On the other hand, I really enjoyed the short work "A Primer for the Punctuation of Heart Disease," by Jonathan Safran Foer. It was new and novel, but it blew my mind. It made my brain work harder, but there was a huge pay-off. It was amazing, and has stuck with me since I first read it a few years ago. Whereas someday A Million Little Pieces is going to just be "Oh yeah, that was the book with no quotation marks. Rubbish."

January 20, 2006 9:04 AM  
Blogger Ian McGibboney said...

A girl who worked for my high-school paper decided it would be trendy to write an entire article with no punctuation or capitalization. She didn't even use words half the time, but abbreviations (for example, "parents" became "p's."). We didn't know what the hell the article said, and when confronted about it she said, "I don't expect you to print it like that. I just wanted to write it that way." We wound up not printing it, because even when edited, the article wasn't that good.

I too have issues with dialogue like Frey's. For a while I hardly wrote any dialogue in my stories, because I found the process to be tedious. I still have no problem with conversations evolving into a line-by-line series of standalone quotes; in fact, that flows really well when it's obvious who's saying what. But the lack of quotations, combined with narrative, is very easy to trip up upon.

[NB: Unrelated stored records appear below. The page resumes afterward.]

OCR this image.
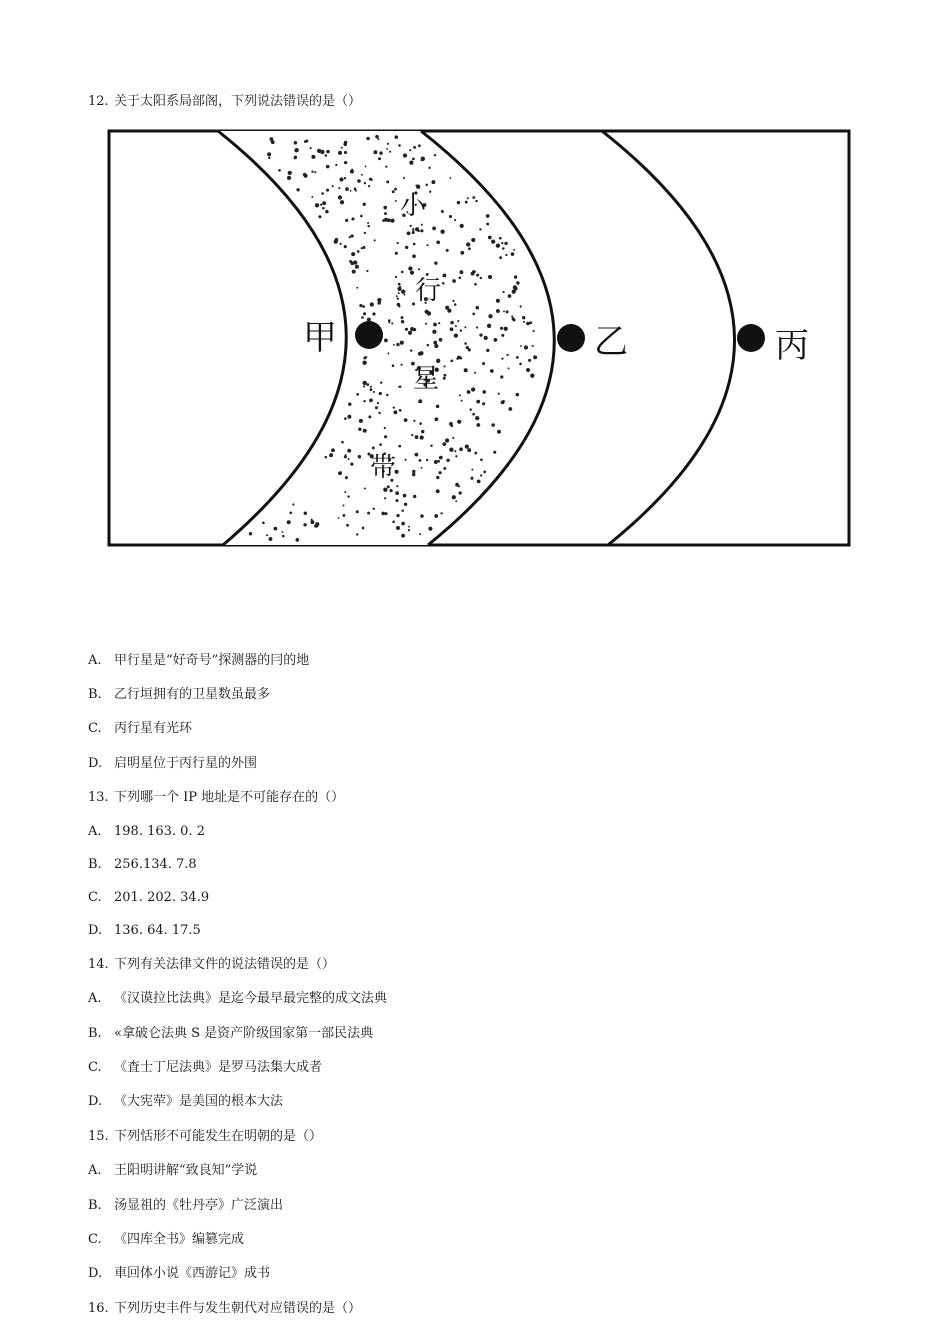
12. 关于太阳系局部阁，下列说法错误的是（）
甲	乙	丙
小
行
星
带
A. 甲行星是“好奇号”探测器的冃的地
B. 乙行垣拥有的卫星数虽最多
C. 丙行星有光环
D. 启明星位于丙行星的外围
13. 下列哪一个 IP 地址是不可能存在的（）
A. 198. 163. 0. 2
B. 256.134. 7.8
C. 201. 202. 34.9
D. 136. 64. 17.5
14. 下列有关法律文件的说法错误的是（）
A. 《汉谟拉比法典》是迄今最早最完整的成文法典
B. «拿破仑法典 S 是资产阶级国家第一部民法典
C. 《査士丁尼法典》是罗马法集大成者
D. 《大宪荦》是美国的根本大法
15. 下列恬形不可能发生在明朝的是（）
A. 王阳明讲解“致良知”学说
B. 汤显祖的《牡丹亭》广泛演出
C. 《四库全书》编篡完成
D. 車回体小说《西游记》成书
16. 下列历史丰件与发生朝代对应错误的是（）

And don't get me started on random boldness! I hate randomness with a passion, especially when it has no point.

January 20, 2006 11:01 AM  
Blogger Flamingo Jones said...

I like writing dialogue....and I like reading it. I prefer stand alone quotes, really...if the characters are well developed, you don't really need much "he said" "she said" to weigh it down. But when I pick up the book, I at least want to know that it IS dialogue for sure, and not have to spend 2 minutes going back trying to figure out who's saying what.

January 20, 2006 11:04 AM  
Blogger Flamingo Jones said...

"I hate randomness with a passion, especially when it has no point."

And yet we're still friends. Go figure.

January 20, 2006 11:05 AM  
Blogger Ian McGibboney said...

I mean, I don't like randomness within the context of randomly bolded text. Randomness has its place, but it isn't when your brain is trying to make sense of what's already a mess on the written page.

January 20, 2006 11:13 AM  
Blogger barn said...

Ihaventreadthebookanddontplanto itsthisaversionihavetooprahbooks

January 22, 2006 3:19 PM  
Blogger R said...

Funny. I was about 75% done with the book when the whole drama about it happened.

It was good.

If you don't get hung up on the writer's style, you're more free to enjoy the story.